Quantization¶

Quantization reduces model size and can improve inference speed by storing weights at lower precision. MLX Audio supports several quantization formats through the mlx_audio.convert module.

Why Quantize?¶

Benefit	Details
Smaller models	A 4-bit model is roughly 4x smaller than float16
Faster inference	Lower-precision weights move through memory faster on Apple Silicon
Lower memory usage	Fit larger models into unified memory

The trade-off is a potential reduction in audio quality, especially at very low bit widths.

Available Bit Widths¶

Bits	Typical Use Case	Quality	Size Reduction
3-bit	Maximum compression, acceptable for quick prototyping	Lower	~5x vs fp16
4-bit	Good balance of quality and size	Good	~4x vs fp16
6-bit	Near-lossless for most models	Very good	~2.5x vs fp16
8-bit	Minimal quality loss	Excellent	~2x vs fp16

Quantization Modes¶

MLX Audio supports several quantization modes:

Mode	Description
`affine`	Standard affine quantization (default)
`mxfp4`	Microscaling FP4 format
`mxfp8`	Microscaling FP8 format
`nvfp4`	NVIDIA FP4 format

Converting and Quantizing Models¶

Use the mlx_audio.convert CLI to convert a HuggingFace model to MLX format with quantization:

Basic 4-bit Quantization¶

python -m mlx_audio.convert \
    --hf-path prince-canuma/Kokoro-82M \
    --mlx-path ./Kokoro-82M-4bit \
    --quantize \
    --q-bits 4

MXFP4 Quantization¶

python -m mlx_audio.convert \
    --hf-path prince-canuma/Kokoro-82M \
    --mlx-path ./Kokoro-82M-mxfp4 \
    --quantize \
    --q-mode mxfp4

Convert to bfloat16 (No Quantization)¶

python -m mlx_audio.convert \
    --hf-path prince-canuma/Kokoro-82M \
    --mlx-path ./Kokoro-82M-bf16 \
    --dtype bfloat16

Upload to Hugging Face Hub¶

Add --upload-repo to push the converted model directly:

python -m mlx_audio.convert \
    --hf-path prince-canuma/Kokoro-82M \
    --mlx-path ./Kokoro-82M-4bit \
    --quantize \
    --q-bits 4 \
    --upload-repo username/Kokoro-82M-4bit

Conversion Options Reference¶

Flag	Description
`--hf-path`	Source HuggingFace model or local path
`--mlx-path`	Output directory for the converted model
`-q`, `--quantize`	Enable quantization
`--q-bits`	Bits per weight (e.g., 3, 4, 6, 8)
`--q-group-size`	Group size for quantization (defaults depend on mode)
`--q-mode`	Quantization mode: `affine`, `mxfp4`, `mxfp8`, `nvfp4`
`--dtype`	Weight dtype when not quantizing: `float16`, `bfloat16`, `float32`
`--upload-repo`	Upload converted model to HuggingFace Hub

Using Pre-Quantized Models¶

The mlx-community organization on Hugging Face hosts many pre-quantized models ready to use. For example:

from mlx_audio.tts.utils import load_model

# Load a pre-quantized model -- no conversion needed
model = load_model("mlx-community/Qwen3-TTS-12Hz-1.7B-CustomVoice-6bit")

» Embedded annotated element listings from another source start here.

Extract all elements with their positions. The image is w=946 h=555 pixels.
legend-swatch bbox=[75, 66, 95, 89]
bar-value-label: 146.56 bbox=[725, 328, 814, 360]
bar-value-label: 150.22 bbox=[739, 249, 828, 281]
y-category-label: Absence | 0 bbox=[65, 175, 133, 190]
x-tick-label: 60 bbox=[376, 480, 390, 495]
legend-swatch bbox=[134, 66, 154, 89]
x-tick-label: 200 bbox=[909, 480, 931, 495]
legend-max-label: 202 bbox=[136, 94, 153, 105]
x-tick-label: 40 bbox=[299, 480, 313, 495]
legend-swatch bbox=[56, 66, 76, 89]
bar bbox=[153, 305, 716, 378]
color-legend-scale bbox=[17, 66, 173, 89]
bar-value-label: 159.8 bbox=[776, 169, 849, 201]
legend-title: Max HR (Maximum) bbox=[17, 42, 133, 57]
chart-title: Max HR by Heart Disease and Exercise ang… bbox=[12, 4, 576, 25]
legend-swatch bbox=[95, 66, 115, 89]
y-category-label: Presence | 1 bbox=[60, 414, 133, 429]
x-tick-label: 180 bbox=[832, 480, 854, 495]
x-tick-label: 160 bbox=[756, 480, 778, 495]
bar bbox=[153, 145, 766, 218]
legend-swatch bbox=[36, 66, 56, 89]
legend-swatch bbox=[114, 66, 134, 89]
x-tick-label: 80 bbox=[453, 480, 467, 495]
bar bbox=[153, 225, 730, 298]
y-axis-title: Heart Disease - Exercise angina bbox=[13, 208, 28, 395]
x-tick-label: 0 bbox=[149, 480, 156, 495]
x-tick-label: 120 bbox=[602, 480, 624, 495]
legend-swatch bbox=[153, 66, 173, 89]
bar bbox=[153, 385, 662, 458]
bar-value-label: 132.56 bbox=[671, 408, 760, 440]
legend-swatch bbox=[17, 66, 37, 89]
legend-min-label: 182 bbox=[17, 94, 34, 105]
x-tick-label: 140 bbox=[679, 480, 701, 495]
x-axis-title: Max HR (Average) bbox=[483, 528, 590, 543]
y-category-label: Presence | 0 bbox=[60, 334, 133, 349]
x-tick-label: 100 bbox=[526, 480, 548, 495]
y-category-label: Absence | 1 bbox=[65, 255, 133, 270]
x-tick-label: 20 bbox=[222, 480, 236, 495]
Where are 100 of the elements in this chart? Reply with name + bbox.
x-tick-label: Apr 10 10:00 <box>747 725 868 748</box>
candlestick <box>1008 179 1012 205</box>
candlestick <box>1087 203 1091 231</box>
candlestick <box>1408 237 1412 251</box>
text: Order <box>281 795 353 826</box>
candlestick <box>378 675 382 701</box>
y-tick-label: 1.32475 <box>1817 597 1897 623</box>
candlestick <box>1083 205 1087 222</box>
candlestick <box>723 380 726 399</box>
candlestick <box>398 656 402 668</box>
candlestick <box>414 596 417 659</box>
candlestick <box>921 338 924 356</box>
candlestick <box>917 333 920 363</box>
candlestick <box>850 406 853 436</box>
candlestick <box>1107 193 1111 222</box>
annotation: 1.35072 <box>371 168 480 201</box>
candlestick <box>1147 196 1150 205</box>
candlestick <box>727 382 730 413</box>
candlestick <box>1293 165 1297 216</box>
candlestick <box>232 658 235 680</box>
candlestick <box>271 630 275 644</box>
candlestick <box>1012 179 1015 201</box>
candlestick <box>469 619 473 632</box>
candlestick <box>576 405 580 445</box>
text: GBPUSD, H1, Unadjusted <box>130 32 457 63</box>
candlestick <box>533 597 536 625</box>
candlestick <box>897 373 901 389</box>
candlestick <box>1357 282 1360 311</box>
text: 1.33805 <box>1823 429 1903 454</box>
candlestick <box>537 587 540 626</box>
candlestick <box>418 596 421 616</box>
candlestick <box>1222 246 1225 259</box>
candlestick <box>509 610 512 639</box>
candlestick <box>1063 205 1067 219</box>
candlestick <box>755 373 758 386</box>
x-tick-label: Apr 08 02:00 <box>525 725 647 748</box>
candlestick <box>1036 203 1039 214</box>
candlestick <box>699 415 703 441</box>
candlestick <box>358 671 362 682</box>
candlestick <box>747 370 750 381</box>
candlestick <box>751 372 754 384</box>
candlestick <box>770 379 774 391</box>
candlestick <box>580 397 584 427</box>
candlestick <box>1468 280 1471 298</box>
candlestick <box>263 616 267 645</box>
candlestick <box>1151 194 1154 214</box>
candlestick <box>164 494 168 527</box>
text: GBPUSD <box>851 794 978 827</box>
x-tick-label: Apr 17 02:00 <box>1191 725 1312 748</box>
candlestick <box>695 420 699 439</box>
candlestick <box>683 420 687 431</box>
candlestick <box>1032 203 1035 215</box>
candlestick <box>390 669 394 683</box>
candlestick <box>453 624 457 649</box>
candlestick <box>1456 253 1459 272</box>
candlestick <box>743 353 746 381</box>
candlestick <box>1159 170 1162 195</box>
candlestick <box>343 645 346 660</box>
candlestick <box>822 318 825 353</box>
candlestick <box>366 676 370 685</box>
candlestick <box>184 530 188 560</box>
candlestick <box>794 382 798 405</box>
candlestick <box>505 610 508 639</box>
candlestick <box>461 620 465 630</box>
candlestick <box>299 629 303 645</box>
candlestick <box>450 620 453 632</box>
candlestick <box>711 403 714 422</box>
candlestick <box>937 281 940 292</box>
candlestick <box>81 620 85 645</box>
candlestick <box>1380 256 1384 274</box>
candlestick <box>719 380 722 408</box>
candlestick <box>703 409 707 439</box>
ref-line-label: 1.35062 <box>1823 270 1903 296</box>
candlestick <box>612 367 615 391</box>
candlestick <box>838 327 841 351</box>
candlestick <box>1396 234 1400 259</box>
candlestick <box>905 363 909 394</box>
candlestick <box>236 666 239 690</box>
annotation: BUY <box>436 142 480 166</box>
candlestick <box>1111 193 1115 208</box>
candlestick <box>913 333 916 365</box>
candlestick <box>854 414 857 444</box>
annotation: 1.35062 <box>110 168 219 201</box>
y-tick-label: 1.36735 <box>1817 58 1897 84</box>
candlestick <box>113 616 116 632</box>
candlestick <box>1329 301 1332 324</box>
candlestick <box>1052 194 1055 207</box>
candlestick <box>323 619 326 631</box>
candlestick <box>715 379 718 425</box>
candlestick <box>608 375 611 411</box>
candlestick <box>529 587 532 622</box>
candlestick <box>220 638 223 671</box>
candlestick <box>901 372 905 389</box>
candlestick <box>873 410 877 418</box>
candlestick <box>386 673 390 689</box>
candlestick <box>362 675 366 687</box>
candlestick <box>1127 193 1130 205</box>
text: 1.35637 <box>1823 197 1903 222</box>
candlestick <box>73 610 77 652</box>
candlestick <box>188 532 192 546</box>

results = list(model.generate(
    text="This is running from a 6-bit quantized model!",
    voice="serena",
))

from mlx_audio.stt.utils import load

# 4-bit Voxtral for faster STT
model = load("mlx-community/Voxtral-Mini-4B-Realtime-2602-4bit")
result = model.generate("audio.wav")
print(result.text)

Quality vs. Performance Trade-offs¶

General guidance

Start with 4-bit or 6-bit quantization. Move to 8-bit only if you hear artifacts, or to 3-bit if you need the smallest possible model.

TTS models tend to be sensitive to quantization at 3-bit. 4-bit is usually the sweet spot.
STT models (e.g., Whisper, Voxtral Realtime) often tolerate 4-bit quantization with minimal accuracy loss.
Larger models (1B+ parameters) generally tolerate lower bit widths better than smaller ones.
Always listen to output when evaluating TTS quantization -- word error rate alone does not capture prosody degradation.

Mixed Quantization Recipes¶

MLX Audio also supports mixed-precision quantization recipes that apply different bit widths to different layers:

Recipe	Description
`mixed_2_6`	2-bit for some layers, 6-bit for others
`mixed_3_4`	3-bit / 4-bit mix
`mixed_3_6`	3-bit / 6-bit mix
`mixed_4_6`	4-bit / 6-bit mix

These can provide better quality-to-size ratios by keeping critical layers at higher precision.